写在前面的话
这部分只解释代码，不对线性层(全连接层)，卷积层等layer的原理进行解释。
尽量写的比较全了，但是自身水平有限，不太确定是否有遗漏重要的部分。

教程参考：
https://pytorch.org/tutorials/
https://github.com/TingsongYu/PyTorch_Tutorial
https://github.com/yunjey/pytorch-tutorial

模型的定义

模型，也就是我们常说的神经网络。它由大量相连连同的节点组成，形成类似于人体内神经的结构，所以被称为神经网络。在使用时，数据会通过网络中一层一层的节点，经过运算后得到一个结果。
神经网络，就由在数据上执行计算操作的layers(层)或者modules(模块)组成。torch.nn提供了我们组成一个神经网络需要的所有单位原件，我们可以使用torch.nn下的各个class，来组成我们的神经网络。

nn.Module()

在pytorch中所有的module都继承了nn.Module()，都是它的子类。一个神经网络也是一个module，只不过它本身包含了其它别的module。
源码链接：https://pytorch.org/docs/stable/_modules/torch/nn/modules/module.html#Module
需要注意的是 nn.Module()本身的前向传递方法forward()使用的是_forward_unimplemented，所以在使用时需要你自己去实现这个方法。

def _forward_unimplemented(self, *input: Any) -> None:
    r"""Defines the computation performed at every call.

    Should be overridden by all subclasses.

    .. note::
        Although the recipe for forward pass needs to be defined within
        this function, one should call the :class:`Module` instance afterwards
        instead of this since the former takes care of running the
        registered hooks while the latter silently ignores them.
    """
    raise NotImplementedError(f"Module [{type(self).__name__}] is missing the required \"forward\" function")

nn.Parameters()

源码链接：https://pytorch.org/docs/stable/_modules/torch/nn/parameter.html#Parameter
nn.Parameter()它并没有继承nn.Module(), 而是继承了torch.Tensor()。它同样被放到torch.nn这个模块下面，是因为它在用于nn.Module()时会呈现出和一般的tensor不一样的特征。
它会天然地被添加到Module.parameters中去，作为一个可训练的参数使用。

module中的register是如何实现的

在构建网络时，我们基于nn.Module()定义我们自己的模型的class，并在初始化的过程中使用多个不同的layer或者module来组成我们的模型。这些layer和module都会被register到网络中，方便我们使用参数名进行访问。
比如说我们现在定义一个非常简单的网络。这个网络在初始化时定义了三个变量，分别是self.t1：一个普通的tensor，self.p1：一个parameter和self.conv1：一个卷积层。这个卷积层，同样也继承了nn.Module()，它会被储存在Module._modules中。

self._modules会在你构建网络的过程中进行更新，更具体的讲，在你执行obj.name = value的命令时，一个名为 setattr的函数会起作用，判断你所构建的变量的类型。
比如说你的变量的类型是"Parameter"，那么它就会被加到self._parameters中去；如果你的变量的类型是"Module"，那么它就会被加到self._modules中去。下方举例了添加module的代码，具体可以参考源码链接。

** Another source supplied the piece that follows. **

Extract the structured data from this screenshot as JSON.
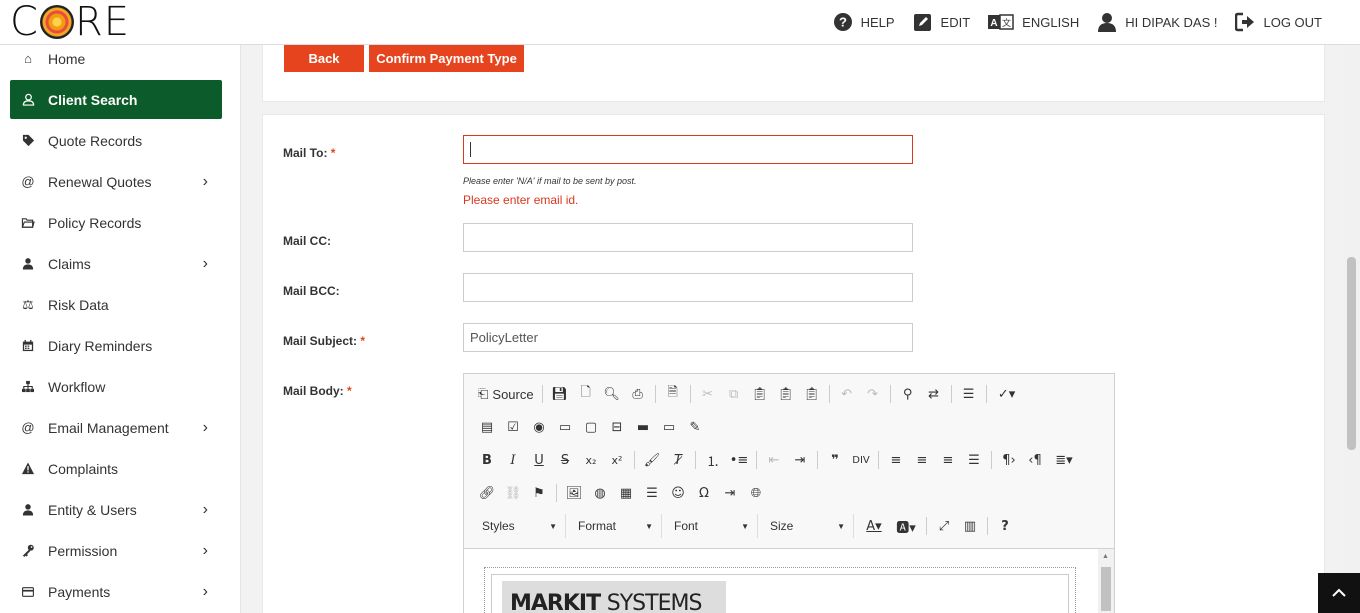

[docs]    def add_module(self, name: str, module: Optional['Module']) -> None:
        r"""Adds a child module to the current module.

        The module can be accessed as an attribute using the given name.

        Args:
            name (str): name of the child module. The child module can be
                accessed from this module using the given name
            module (Module): child module to be added to the module.
        """
        if not isinstance(module, Module) and module is not None:
            raise TypeError("{} is not a Module subclass".format(
                torch.typename(module)))
        elif not isinstance(name, str):
            raise TypeError("module name should be a string. Got {}".format(
                torch.typename(name)))
        elif hasattr(self, name) and name not in self._modules:
            raise KeyError("attribute '{}' already exists".format(name))
        elif '.' in name:
            raise KeyError("module name can't contain \".\", got: {}".format(name))
        elif name == '':
            raise KeyError("module name can't be empty string \"\"")
        for hook in _global_module_registration_hooks.values():
            output = hook(self, name, module)
            if output is not None:
                module = output
        self._modules[name] = module

在上方，我们已经使用net = Model()实例化了我们的网络，现在来看一下网络里面的参数情况。
可以看到，我们的'p1'，因为类别是"Parameter"，所以它被添加到了net._parameters中去；我们的'conv1'，类别是"Module"，所以它被添加到了net._modules中去；而我们的t1，因为啥也不是，所以单独地被放到了net.t1。和普通的class中的属性没有什么区别。

Module()的一些方法

这里举例的方法并不是很全，主要是介绍了一些我认为可以去了解的函数。更多的细节还是要自己查询文档。
https://pytorch.org/docs/stable/generated/torch.nn.Module.html

add_module()

在上方我们提供了add_module()的源码，它起到的就是register_module()的作用。
除了使用obj.name = value类似的命令定义网络中的module以外，我们也可以使用self.add_module(name, value)的方法，两者是等价的。需要注意的是，这里的value必须是一个module。
如下图，可以看到，我们用两种方法，都成功将一个卷积层加入到了net._modules中去。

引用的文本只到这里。